Stan se tourna vers Anna.

— Ça non plus, vous n’avez pas eu le temps de lui expliquer ?
— Non, il sait juste qu’Éléonore et moi avons fait connaissance il y a un an à l’hôpital, pour le bébé. Je lui ai dit que c’était toi qui m’avais conseillé de la rencontrer, et il a cru que tu étais le père. Voilà pourquoi, quand il t’a vu, il a perdu son sang-froid.

— Ça serait possible de clarifier ? demanda Carl.
— Si j’ai autant d’admiration pour Éléonore, c’est parce qu’elle a su passer outre son amitié pour Éva et ne pas révéler mon secret. Elle s’est occupée d’Anna merveilleusement bien. Sa santé nous préoccupait. Quand ce problème de grossesse s’est présenté, là encore, elle a fait preuve de la plus haute discrétion et d’un grand professionnalisme. Mon affection pour ta femme est purement fraternelle. Et tu as une chance incroyable d’avoir une épouse si droite. J’espère au moins que tu en as conscience !

Anna baissa la tête. Un sentiment de culpabilité l’envahit. Puis la jalousie de Carl envers Stan démontrait qu’il était toujours amoureux d’Éléonore. Carl assimila la raison pour laquelle le travail de sa femme l’absorbait de plus en plus. Elle ne le fuyait pas, elle ne se désintéressait pas de son couple, elle avait simplement, pour une fois, une autre priorité que lui. Égoïstement, il n’avait vu que la distance, il n’avait entendu que ses silences, et compté que ses absences sans même essayer de comprendre.
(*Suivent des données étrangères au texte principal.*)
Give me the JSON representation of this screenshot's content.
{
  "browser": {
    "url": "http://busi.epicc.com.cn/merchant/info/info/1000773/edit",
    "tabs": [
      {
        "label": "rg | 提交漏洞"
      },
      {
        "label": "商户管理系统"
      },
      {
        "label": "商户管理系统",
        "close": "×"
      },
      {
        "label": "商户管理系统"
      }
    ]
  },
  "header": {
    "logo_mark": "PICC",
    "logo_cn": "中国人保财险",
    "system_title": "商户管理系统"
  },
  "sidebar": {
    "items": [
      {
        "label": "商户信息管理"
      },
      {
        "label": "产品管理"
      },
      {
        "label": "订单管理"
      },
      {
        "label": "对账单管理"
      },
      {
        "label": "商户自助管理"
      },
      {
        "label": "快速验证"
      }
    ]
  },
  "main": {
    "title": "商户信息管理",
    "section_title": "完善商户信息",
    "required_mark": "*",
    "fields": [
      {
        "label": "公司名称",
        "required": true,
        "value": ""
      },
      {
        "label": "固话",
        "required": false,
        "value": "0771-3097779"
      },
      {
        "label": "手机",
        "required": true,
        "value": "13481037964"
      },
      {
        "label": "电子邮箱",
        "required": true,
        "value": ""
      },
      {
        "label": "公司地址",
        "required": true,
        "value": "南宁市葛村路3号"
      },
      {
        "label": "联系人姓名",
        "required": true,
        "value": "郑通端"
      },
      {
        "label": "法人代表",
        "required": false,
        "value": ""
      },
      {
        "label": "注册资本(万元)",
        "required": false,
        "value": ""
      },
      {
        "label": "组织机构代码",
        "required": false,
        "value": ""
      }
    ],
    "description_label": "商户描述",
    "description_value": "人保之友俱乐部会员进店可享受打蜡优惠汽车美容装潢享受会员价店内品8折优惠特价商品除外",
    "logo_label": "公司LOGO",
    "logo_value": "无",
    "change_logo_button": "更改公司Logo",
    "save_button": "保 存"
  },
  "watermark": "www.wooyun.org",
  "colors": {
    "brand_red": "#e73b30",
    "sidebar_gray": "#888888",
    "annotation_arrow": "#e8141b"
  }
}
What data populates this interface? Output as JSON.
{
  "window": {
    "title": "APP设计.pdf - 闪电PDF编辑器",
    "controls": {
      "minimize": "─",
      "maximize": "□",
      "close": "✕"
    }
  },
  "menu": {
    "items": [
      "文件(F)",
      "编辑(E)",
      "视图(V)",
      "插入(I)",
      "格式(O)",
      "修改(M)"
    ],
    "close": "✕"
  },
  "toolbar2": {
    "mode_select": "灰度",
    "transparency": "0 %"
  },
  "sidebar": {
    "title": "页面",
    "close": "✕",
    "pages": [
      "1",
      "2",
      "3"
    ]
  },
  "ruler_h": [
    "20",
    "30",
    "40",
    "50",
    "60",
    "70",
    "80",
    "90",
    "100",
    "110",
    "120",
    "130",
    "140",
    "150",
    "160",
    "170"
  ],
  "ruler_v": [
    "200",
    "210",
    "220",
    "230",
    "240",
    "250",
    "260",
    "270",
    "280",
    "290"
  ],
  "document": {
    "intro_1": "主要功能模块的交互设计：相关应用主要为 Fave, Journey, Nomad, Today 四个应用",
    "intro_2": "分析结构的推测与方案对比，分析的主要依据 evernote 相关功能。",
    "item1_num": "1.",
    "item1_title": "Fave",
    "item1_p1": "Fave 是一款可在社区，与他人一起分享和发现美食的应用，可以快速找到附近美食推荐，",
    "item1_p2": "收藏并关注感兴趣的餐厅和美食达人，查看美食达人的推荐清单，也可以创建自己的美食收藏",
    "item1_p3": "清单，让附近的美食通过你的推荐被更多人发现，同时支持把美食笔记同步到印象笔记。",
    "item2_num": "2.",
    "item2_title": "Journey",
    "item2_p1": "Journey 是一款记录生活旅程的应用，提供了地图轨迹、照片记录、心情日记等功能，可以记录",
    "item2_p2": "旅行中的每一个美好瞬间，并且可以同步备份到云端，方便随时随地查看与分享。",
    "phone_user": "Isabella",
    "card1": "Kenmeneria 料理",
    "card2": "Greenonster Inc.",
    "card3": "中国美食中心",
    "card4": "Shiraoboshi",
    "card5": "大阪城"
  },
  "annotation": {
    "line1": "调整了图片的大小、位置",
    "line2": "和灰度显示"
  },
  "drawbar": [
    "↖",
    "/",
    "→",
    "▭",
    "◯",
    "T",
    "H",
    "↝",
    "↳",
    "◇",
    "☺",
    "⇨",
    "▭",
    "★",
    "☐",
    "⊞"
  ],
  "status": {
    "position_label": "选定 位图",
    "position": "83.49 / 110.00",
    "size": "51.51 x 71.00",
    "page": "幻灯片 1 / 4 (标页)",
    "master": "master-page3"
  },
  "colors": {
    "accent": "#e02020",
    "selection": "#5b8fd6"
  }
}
— Stan… murmura Carl en se tournant vers lui comme pour se racheter.
— Quoi ?
— Je crois que tu devrais rentrer. Éva te cherche partout. Elle a quitté le salon pour passer à ton bureau et te prévenir que ma femme avait eu un accident.
— Je n’en sors jamais avant l’heure ! Merde, elle va me harceler de questions ! Qu’est-ce que je vais lui dire ?
— Tu trouveras bien quelque chose.
— Je vais réfléchir sur le chemin du retour. Je vous laisse. On se tient informés. Donne-moi des nouvelles d’Éléonore dès que tu peux.
— Oui, pas de problème, balbutia-t-il penaud.

Stan embrassa tendrement sa fille. Après un instant d’hésitation, il tendit la main à son adversaire qui accepta ce geste de trêve. Lorsque Stan fut parti, Carl regarda fixement Anna.

— On fait quoi maintenant ? Je me sens tellement idiot…
— Ne t’en fais pas, tu n’es pas le seul responsable dans tout ça. Mon père ne doit jamais apprendre ce qu’il s’est passé entre nous. On ne peut plus continuer à se voir, je suis désolée…
— Ne le sois pas, je pense que c’est la meilleure solution. Mais, bon sang, pourquoi avoir caché la vérité à Éva ? Tout le monde peut avoir un enfant d’une précédente union, elle l’aurait parfaitement compris.
— Oui, sûrement.
— Alors pourquoi tous ces secrets ?

Anna prit soudainement un air grave.